We make life too hard. We have very simple choices before us all day every day. Do we add to the grief, misery, violence, prejudice, and injustice in the world or do we contribute to the good and the beautiful and the hopeful and the merciful and the loving? Do we expend our gifts and energy to tear down or to build up? Are we destroyers or creators? Are we selfish and short-sighted or are we communal and generative? Do we primarily seek a personal and private good or a communal and social good?

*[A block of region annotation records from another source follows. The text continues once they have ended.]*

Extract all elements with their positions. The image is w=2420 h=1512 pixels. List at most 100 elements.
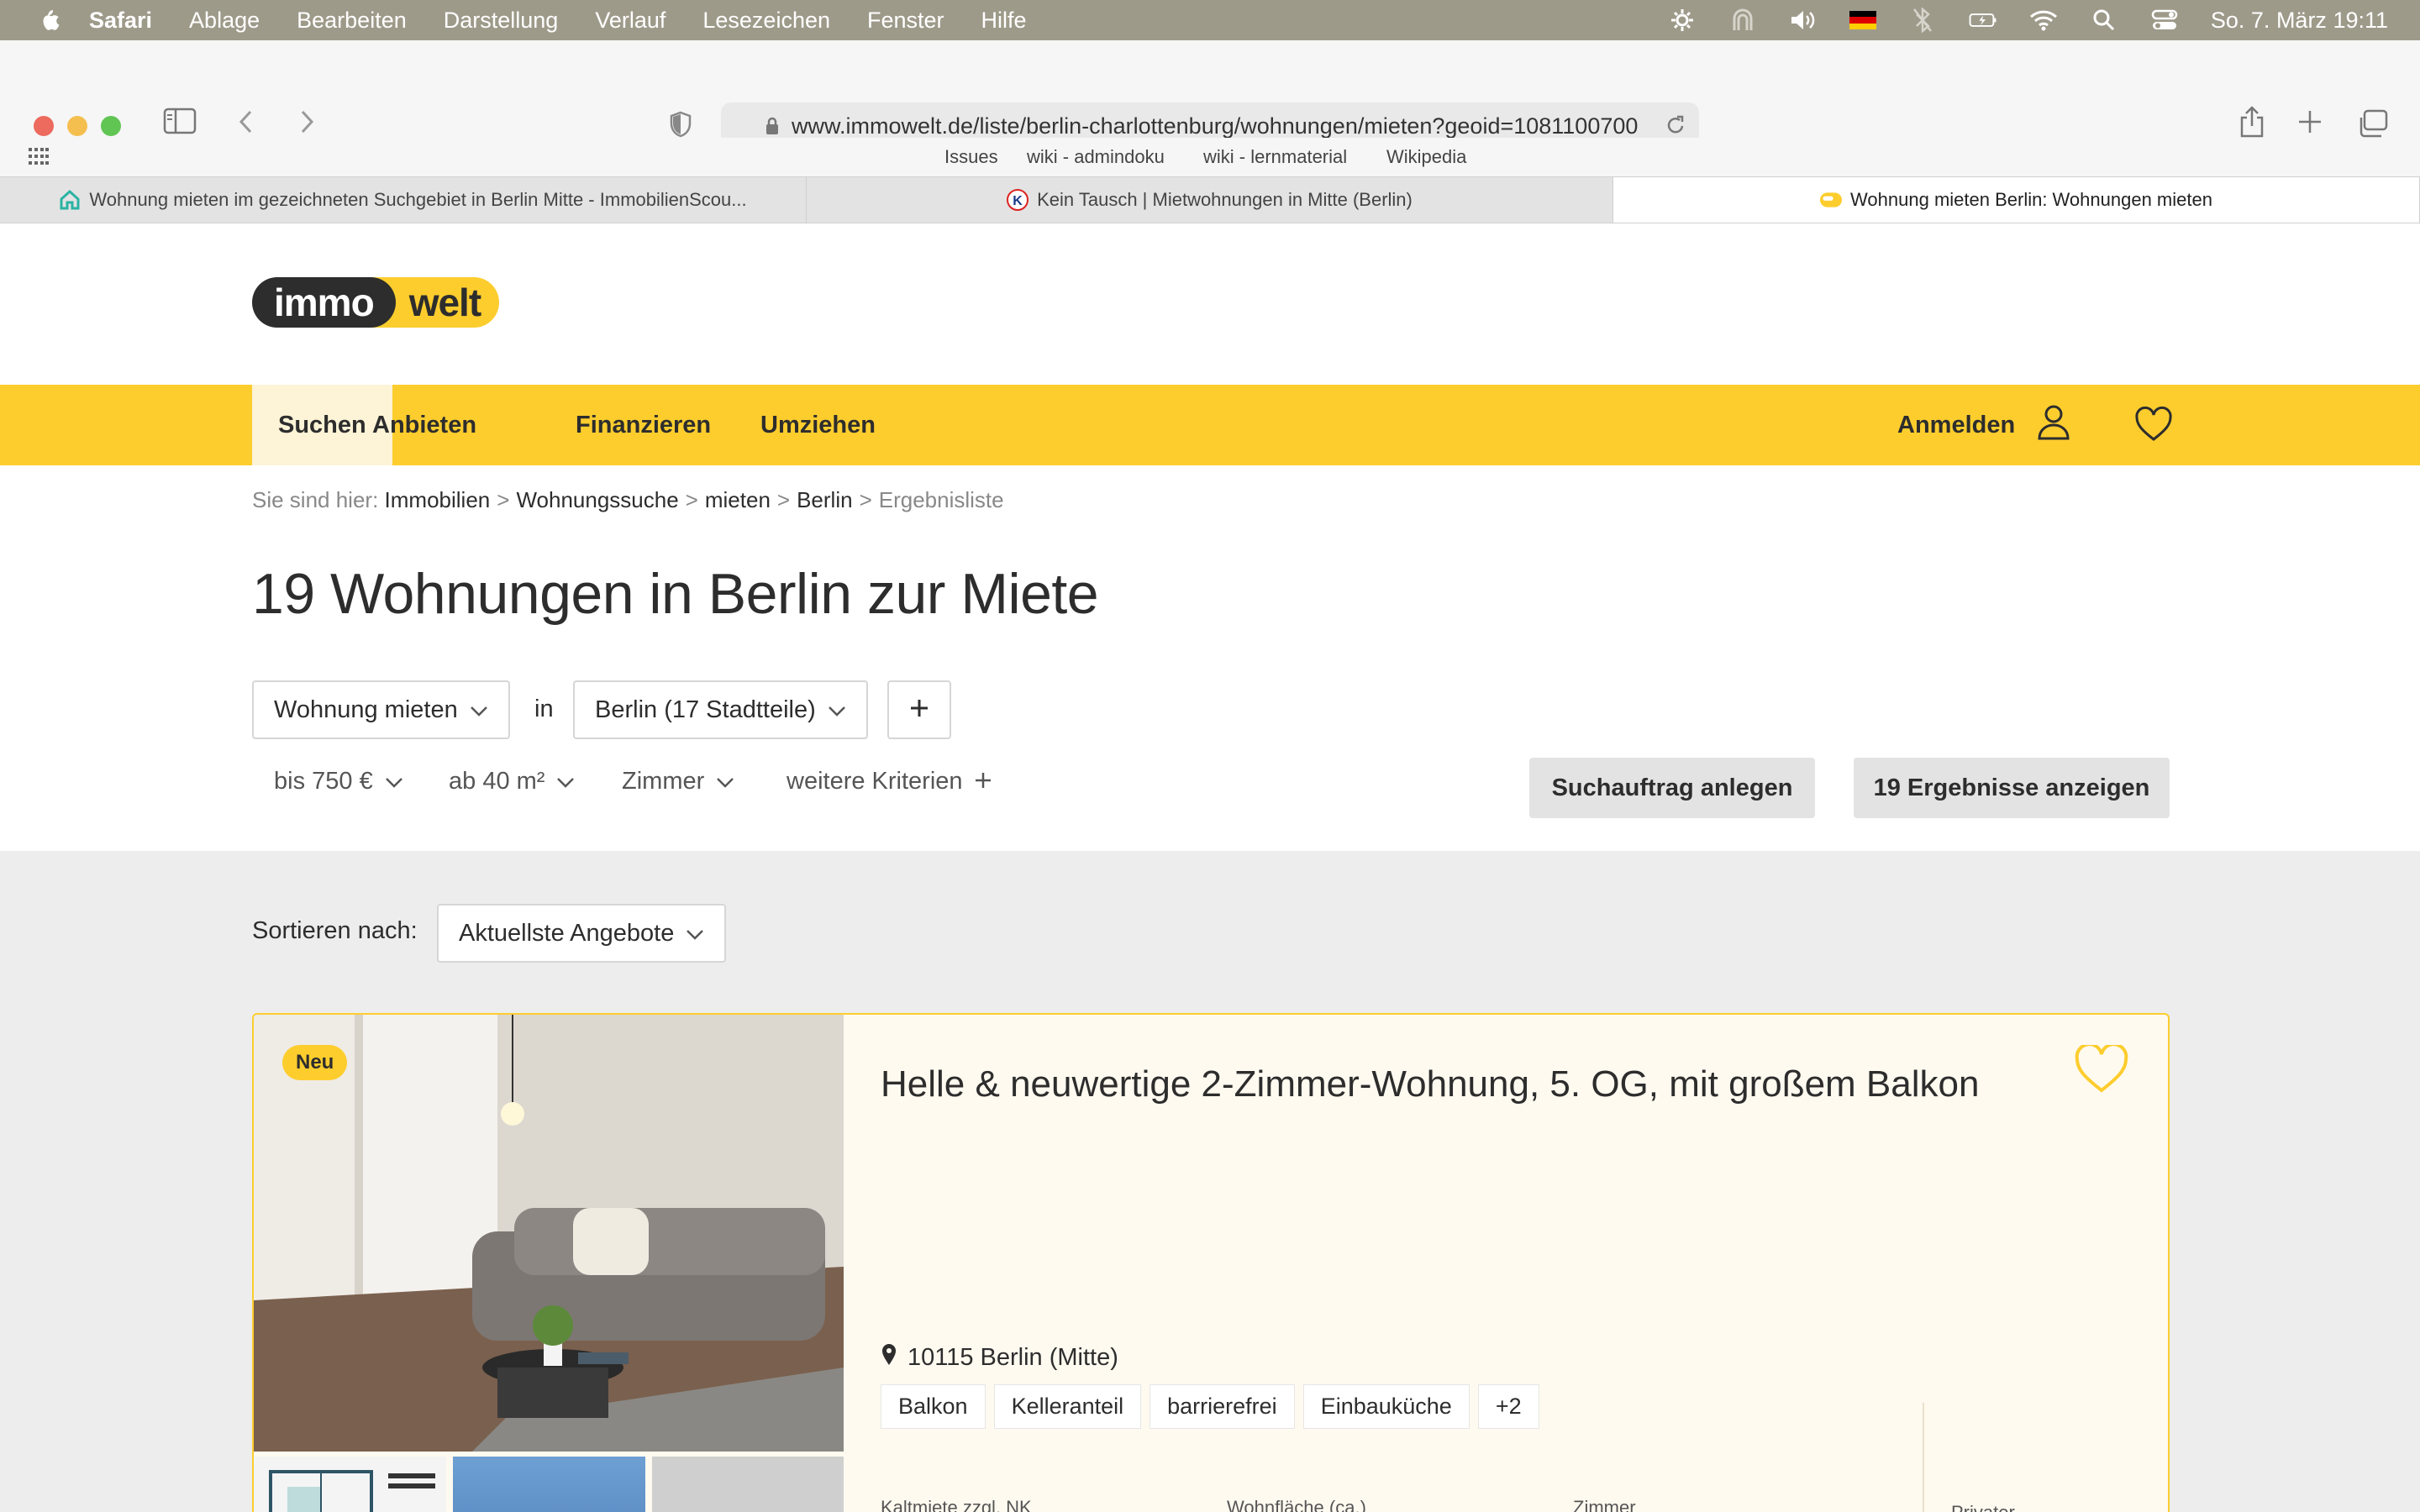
favorites-bar: Issues wiki - admindoku wiki - lernmater… xyxy=(0,138,2420,176)
spotlight-search-icon[interactable] xyxy=(2090,8,2118,33)
favorite-wiki-lernmaterial[interactable]: wiki - lernmaterial xyxy=(1203,146,1347,168)
login-label: Anmelden xyxy=(1897,411,2016,438)
menu-safari[interactable]: Safari xyxy=(89,8,152,34)
wifi-icon[interactable] xyxy=(2029,8,2058,33)
close-window-button[interactable] xyxy=(34,116,54,136)
listing-title[interactable]: Helle & neuwertige 2-Zimmer-Wohnung, 5. … xyxy=(881,1063,1979,1105)
building-thumbnail[interactable] xyxy=(453,1457,645,1512)
control-center-icon[interactable] xyxy=(2150,8,2179,33)
location-text: 10115 Berlin (Mitte) xyxy=(908,1343,1118,1371)
breadcrumb-mieten[interactable]: mieten xyxy=(705,487,771,512)
tab-overview-icon[interactable] xyxy=(2358,109,2388,138)
listing-photo[interactable]: Neu xyxy=(254,1015,844,1452)
floorplan-thumbnail[interactable] xyxy=(254,1457,446,1512)
chevron-down-icon xyxy=(470,696,488,724)
privacy-shield-icon[interactable] xyxy=(669,111,692,138)
save-search-button[interactable]: Suchauftrag anlegen xyxy=(1529,758,1815,818)
tab-title: Wohnung mieten Berlin: Wohnungen mieten xyxy=(1850,189,2212,210)
menu-fenster[interactable]: Fenster xyxy=(867,8,944,34)
listing-tags: Balkon Kelleranteil barrierefrei Einbauk… xyxy=(881,1384,1539,1429)
nav-anbieten[interactable]: Anbieten xyxy=(346,385,502,465)
apple-menu-icon[interactable] xyxy=(37,7,60,34)
tag-einbaukueche: Einbauküche xyxy=(1302,1384,1470,1429)
tab-kein-tausch[interactable]: K Kein Tausch | Mietwohnungen in Mitte (… xyxy=(807,177,1613,223)
k-logo-icon: K xyxy=(1007,189,1029,211)
breadcrumb-prefix: Sie sind hier: xyxy=(252,487,379,512)
sort-label: Sortieren nach: xyxy=(252,917,418,944)
more-criteria-label: weitere Kriterien xyxy=(786,767,963,795)
back-chevron-icon[interactable] xyxy=(237,109,255,134)
breadcrumb-current: Ergebnisliste xyxy=(878,487,1004,512)
listing-card[interactable]: Neu Helle & neuwertige 2-Zimmer-Wohnung,… xyxy=(252,1013,2170,1512)
chevron-down-icon xyxy=(556,768,575,795)
in-label: in xyxy=(534,696,554,722)
battery-charging-icon[interactable] xyxy=(1969,8,1997,33)
minimize-window-button[interactable] xyxy=(67,116,87,136)
forward-chevron-icon[interactable] xyxy=(297,109,316,134)
menu-hilfe[interactable]: Hilfe xyxy=(981,8,1027,34)
sidebar-toggle-icon[interactable] xyxy=(163,108,197,134)
menubar-clock[interactable]: So. 7. März 19:11 xyxy=(2211,8,2388,34)
price-filter-label: bis 750 € xyxy=(274,767,373,795)
tab-title: Wohnung mieten im gezeichneten Suchgebie… xyxy=(89,189,747,210)
volume-icon[interactable] xyxy=(1789,8,1818,33)
sort-value: Aktuellste Angebote xyxy=(459,919,675,947)
gear-status-icon[interactable] xyxy=(1668,8,1697,33)
url-text: www.immowelt.de/liste/berlin-charlottenb… xyxy=(792,113,1639,139)
area-filter[interactable]: ab 40 m² xyxy=(449,758,575,805)
menu-lesezeichen[interactable]: Lesezeichen xyxy=(702,8,830,34)
more-photos-thumbnail[interactable] xyxy=(651,1457,844,1512)
nav-finanzieren[interactable]: Finanzieren xyxy=(550,385,737,465)
tab-immowelt[interactable]: Wohnung mieten Berlin: Wohnungen mieten xyxy=(1613,177,2420,223)
menu-bearbeiten[interactable]: Bearbeiten xyxy=(297,8,407,34)
breadcrumb-immobilien[interactable]: Immobilien xyxy=(385,487,491,512)
share-icon[interactable] xyxy=(2238,106,2265,138)
menu-ablage[interactable]: Ablage xyxy=(189,8,260,34)
location-value: Berlin (17 Stadtteile) xyxy=(595,696,816,723)
chevron-down-icon xyxy=(686,920,704,948)
tag-barrierefrei: barrierefrei xyxy=(1150,1384,1295,1429)
show-results-button[interactable]: 19 Ergebnisse anzeigen xyxy=(1854,758,2170,818)
tab-bar: Wohnung mieten im gezeichneten Suchgebie… xyxy=(0,176,2420,223)
save-listing-heart-icon[interactable] xyxy=(2074,1042,2129,1098)
vpn-status-icon[interactable] xyxy=(1728,8,1757,33)
property-type-value: Wohnung mieten xyxy=(274,696,458,723)
favorites-heart-icon[interactable] xyxy=(2134,406,2173,446)
tab-title: Kein Tausch | Mietwohnungen in Mitte (Be… xyxy=(1037,189,1413,210)
login-button[interactable]: Anmelden xyxy=(1897,385,2070,465)
favorite-wikipedia[interactable]: Wikipedia xyxy=(1386,146,1466,168)
immowelt-favicon xyxy=(1820,189,1843,211)
tag-kelleranteil: Kelleranteil xyxy=(993,1384,1142,1429)
bluetooth-off-icon[interactable] xyxy=(1908,8,1937,33)
chevron-down-icon xyxy=(716,768,734,795)
price-filter[interactable]: bis 750 € xyxy=(274,758,403,805)
new-badge: Neu xyxy=(282,1045,348,1080)
menu-darstellung[interactable]: Darstellung xyxy=(444,8,559,34)
tag-more[interactable]: +2 xyxy=(1477,1384,1539,1429)
web-page: immo welt Suchen Anbieten Finanzieren Um… xyxy=(0,223,2420,1512)
rooms-filter[interactable]: Zimmer xyxy=(622,758,734,805)
zoom-window-button[interactable] xyxy=(101,116,121,136)
new-tab-plus-icon[interactable] xyxy=(2297,109,2323,134)
more-criteria-filter[interactable]: weitere Kriterien xyxy=(786,758,992,805)
breadcrumb-wohnungssuche[interactable]: Wohnungssuche xyxy=(516,487,678,512)
favorite-wiki-admindoku[interactable]: wiki - admindoku xyxy=(1027,146,1165,168)
rooms-filter-label: Zimmer xyxy=(622,767,705,795)
property-type-select[interactable]: Wohnung mieten xyxy=(252,680,510,739)
sort-select[interactable]: Aktuellste Angebote xyxy=(437,904,727,963)
chevron-down-icon xyxy=(385,768,403,795)
favorites-grid-icon[interactable] xyxy=(29,148,49,170)
stat-label-zimmer: Zimmer xyxy=(1573,1497,1636,1512)
location-select[interactable]: Berlin (17 Stadtteile) xyxy=(573,680,868,739)
immowelt-logo[interactable]: immo welt xyxy=(252,277,500,328)
add-location-button[interactable] xyxy=(887,680,951,739)
tab-immobilienscout[interactable]: Wohnung mieten im gezeichneten Suchgebie… xyxy=(0,177,807,223)
chevron-down-icon xyxy=(828,696,846,724)
german-flag-icon[interactable] xyxy=(1849,11,1876,29)
menu-verlauf[interactable]: Verlauf xyxy=(595,8,666,34)
nav-umziehen[interactable]: Umziehen xyxy=(734,385,902,465)
area-filter-label: ab 40 m² xyxy=(449,767,545,795)
breadcrumb-berlin[interactable]: Berlin xyxy=(797,487,852,512)
favorite-issues[interactable]: Issues xyxy=(944,146,998,168)
plus-icon xyxy=(909,698,929,722)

I confess a deep confusion and frustration with attitudes of entitlement, self-aggrandizement, superiority, and exclusion in our Christian faith. All of us have sinned, continue to sin, rationalize our sin, excuse our sin, and it is only by God’s grace that we have new life in Christ and inclusion in the incarnate body of Christ. Who are we to exclude anyone else? How dare we see ourselves as “better than” others, when in fact we are simply “more fortunate” than some? Why in the world would any Christian resist wearing a mask when it is the absolute least we can do to protect and care for the most vulnerable among us? It is our choosing irrationality in a current reality of fragility (notice more -lity words?) and widespread vulnerability.
Words are sometimes just words, but in fact, words have power, and we need to use words of grace and hope and love and peace. The time for Christians to replace politics with polity (citizenship), civil war with civility, and self-centered and harmful hubris with humility is long past. It is our responsibility to make Christian spirituality a witness of respectability, desirability, and unlimited possibility.